SQL Interview Questions (0-5 Year Experience)!! Are you preparing for a SQL interview? Here are some essential SQL concepts to review: 𝐁𝐚𝐬𝐢𝐜 𝐒𝐐𝐋 𝐂𝐨𝐧𝐜𝐞𝐩𝐭𝐬: 1. What is SQL, and why is it important in data analytics? 2. Explain the difference between INNER JOIN, LEFT JOIN, RIGHT JOIN, and FULL OUTER JOIN. 3. What is the difference between WHERE and HAVING clauses? 4. How do you use GROUP BY and HAVING in a query? 5. Write a query to find duplicate records in a table. 6. How do you retrieve unique values from a table using SQL? 7. Explain the use of aggregate functions like COUNT(), SUM(), AVG(), MIN(), and MAX(). 8. What is the purpose of a DISTINCT keyword in SQL? 𝐈𝐧𝐭𝐞𝐫𝐦𝐞𝐝𝐢𝐚𝐭𝐞 𝐒𝐐𝐋: 1. Write a query to find the second-highest salary from an employee table. 2. What are subqueries and how do you use them? 3. What is a Common Table Expression (CTE)?

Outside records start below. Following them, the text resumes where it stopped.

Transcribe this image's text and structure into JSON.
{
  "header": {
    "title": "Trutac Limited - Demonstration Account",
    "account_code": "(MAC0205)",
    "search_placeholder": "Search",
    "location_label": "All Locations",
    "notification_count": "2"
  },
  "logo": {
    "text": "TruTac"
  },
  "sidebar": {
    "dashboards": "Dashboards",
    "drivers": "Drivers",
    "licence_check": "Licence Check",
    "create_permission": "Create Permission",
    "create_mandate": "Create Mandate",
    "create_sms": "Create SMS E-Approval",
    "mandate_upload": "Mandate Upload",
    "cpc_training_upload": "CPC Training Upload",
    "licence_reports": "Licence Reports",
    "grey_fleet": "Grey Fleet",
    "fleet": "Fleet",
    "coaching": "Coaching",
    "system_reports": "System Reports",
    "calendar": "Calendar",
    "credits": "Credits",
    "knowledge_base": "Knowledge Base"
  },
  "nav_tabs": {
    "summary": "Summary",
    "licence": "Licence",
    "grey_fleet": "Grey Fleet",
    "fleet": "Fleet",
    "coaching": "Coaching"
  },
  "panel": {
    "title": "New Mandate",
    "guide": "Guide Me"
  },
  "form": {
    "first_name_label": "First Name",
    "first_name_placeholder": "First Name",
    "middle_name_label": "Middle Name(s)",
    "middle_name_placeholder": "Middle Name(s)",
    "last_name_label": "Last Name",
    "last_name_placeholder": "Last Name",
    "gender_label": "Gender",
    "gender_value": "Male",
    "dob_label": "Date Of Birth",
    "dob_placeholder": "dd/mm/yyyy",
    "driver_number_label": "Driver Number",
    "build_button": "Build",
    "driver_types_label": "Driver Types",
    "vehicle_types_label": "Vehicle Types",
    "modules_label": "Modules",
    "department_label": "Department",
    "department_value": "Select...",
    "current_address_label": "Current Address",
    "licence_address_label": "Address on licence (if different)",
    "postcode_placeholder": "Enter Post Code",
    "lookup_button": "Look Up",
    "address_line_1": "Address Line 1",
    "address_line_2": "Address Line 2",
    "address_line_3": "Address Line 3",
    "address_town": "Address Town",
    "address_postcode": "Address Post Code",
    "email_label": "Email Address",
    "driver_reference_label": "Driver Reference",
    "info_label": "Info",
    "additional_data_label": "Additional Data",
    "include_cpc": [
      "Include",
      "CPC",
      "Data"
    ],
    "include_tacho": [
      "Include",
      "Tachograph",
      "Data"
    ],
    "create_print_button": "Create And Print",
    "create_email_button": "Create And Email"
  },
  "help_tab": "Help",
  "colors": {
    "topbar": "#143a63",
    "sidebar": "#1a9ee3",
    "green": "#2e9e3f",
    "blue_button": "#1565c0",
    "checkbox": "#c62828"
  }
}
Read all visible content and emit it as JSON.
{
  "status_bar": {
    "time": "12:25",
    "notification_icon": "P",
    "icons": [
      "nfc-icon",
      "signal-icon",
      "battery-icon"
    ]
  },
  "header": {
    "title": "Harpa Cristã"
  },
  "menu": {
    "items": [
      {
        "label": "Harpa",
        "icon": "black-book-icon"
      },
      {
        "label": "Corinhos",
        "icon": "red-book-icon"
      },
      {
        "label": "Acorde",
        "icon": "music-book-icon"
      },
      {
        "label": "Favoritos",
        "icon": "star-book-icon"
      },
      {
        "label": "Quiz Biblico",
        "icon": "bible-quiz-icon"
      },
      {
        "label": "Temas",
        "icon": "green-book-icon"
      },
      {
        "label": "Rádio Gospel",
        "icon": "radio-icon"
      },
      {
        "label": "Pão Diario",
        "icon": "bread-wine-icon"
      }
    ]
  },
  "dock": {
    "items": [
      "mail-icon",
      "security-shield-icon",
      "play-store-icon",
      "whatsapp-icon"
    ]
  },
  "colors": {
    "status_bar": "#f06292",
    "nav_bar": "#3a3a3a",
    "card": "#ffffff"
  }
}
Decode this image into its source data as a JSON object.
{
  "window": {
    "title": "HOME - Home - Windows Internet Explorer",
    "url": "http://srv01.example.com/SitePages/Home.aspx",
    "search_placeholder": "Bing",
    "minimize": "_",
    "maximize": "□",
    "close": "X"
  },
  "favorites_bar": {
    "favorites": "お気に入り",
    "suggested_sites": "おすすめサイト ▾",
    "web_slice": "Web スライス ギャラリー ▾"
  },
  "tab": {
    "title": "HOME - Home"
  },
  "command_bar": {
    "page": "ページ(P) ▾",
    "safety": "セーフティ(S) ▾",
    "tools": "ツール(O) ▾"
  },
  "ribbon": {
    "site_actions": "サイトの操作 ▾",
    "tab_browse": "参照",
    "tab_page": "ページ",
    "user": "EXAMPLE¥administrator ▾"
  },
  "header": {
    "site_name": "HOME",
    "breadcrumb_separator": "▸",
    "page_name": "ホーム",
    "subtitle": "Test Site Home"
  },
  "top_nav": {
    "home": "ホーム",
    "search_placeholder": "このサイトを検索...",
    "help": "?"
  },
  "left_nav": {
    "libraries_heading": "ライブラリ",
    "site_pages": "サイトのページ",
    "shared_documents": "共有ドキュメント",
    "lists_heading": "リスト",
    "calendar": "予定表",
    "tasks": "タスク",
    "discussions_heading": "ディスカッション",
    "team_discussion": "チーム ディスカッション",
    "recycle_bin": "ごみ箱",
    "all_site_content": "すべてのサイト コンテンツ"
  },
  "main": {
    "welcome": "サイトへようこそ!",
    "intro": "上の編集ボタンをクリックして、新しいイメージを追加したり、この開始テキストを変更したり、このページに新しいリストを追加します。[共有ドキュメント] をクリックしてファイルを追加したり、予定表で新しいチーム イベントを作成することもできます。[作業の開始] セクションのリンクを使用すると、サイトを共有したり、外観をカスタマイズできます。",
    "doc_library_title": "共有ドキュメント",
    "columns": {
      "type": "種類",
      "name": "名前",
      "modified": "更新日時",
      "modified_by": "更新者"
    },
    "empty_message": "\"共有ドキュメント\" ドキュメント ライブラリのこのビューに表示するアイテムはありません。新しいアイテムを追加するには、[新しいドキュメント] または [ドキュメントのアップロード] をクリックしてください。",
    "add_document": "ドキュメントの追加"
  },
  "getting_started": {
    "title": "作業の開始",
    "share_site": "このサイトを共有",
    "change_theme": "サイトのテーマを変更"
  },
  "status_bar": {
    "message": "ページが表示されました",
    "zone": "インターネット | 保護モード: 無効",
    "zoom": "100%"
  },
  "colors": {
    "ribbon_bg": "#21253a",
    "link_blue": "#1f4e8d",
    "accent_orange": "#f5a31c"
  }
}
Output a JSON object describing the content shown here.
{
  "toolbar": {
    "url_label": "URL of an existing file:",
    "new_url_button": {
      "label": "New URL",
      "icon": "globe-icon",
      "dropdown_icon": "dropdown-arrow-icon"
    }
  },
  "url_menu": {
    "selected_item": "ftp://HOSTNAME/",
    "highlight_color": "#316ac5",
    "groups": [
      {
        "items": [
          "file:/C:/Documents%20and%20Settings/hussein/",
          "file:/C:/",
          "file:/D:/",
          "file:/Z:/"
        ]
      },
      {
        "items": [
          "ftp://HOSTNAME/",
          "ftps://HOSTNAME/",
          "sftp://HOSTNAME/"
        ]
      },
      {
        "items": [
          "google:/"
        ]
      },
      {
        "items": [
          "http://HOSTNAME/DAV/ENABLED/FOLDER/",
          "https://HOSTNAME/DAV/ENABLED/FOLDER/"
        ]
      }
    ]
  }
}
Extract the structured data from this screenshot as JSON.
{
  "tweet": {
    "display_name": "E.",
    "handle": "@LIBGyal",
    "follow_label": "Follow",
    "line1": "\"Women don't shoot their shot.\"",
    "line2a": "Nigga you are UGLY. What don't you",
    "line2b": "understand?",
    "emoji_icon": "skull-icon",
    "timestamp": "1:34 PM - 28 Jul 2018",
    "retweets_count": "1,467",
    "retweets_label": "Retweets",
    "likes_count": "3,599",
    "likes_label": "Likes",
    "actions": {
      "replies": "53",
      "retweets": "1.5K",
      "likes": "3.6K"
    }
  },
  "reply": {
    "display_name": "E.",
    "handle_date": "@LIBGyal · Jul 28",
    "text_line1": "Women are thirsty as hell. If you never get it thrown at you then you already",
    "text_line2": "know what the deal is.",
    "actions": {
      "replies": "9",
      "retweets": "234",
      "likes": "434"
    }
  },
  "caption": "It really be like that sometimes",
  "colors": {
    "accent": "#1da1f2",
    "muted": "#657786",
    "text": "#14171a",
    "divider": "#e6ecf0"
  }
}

Give an example of when to use it. 4. Explain window functions like ROW_NUMBER(), RANK(), and DENSE_RANK(). 5. How do you combine results of two queries using UNION and UNION ALL? 6. What are indexes in SQL, and how do they improve query performance? 7. Write a query to calculate the total sales for each month using GROUP BY. 𝐀𝐝𝐯𝐚𝐧𝐜𝐞𝐝 𝐒𝐐𝐋: 1. How do you optimize a slow-running SQL query? 2. What are views in SQL, and when would you use them? 3. What is the difference between a stored procedure and a function in SQL? 4. Explain the difference between TRUNCATE, DELETE, and DROP commands. 5. What are windowing functions, and how are they used in analytics? 6. How do you use PARTITION BY and ORDER BY in window functions? 7. How do you handle NULL values in SQL, and what functions help with that (e.g., COALESCE, ISNULL)? Here you can find essential SQL Interview Resources👇 https://t.me/mysqldata Like this post if you need more 👍❤️ Hope it helps :)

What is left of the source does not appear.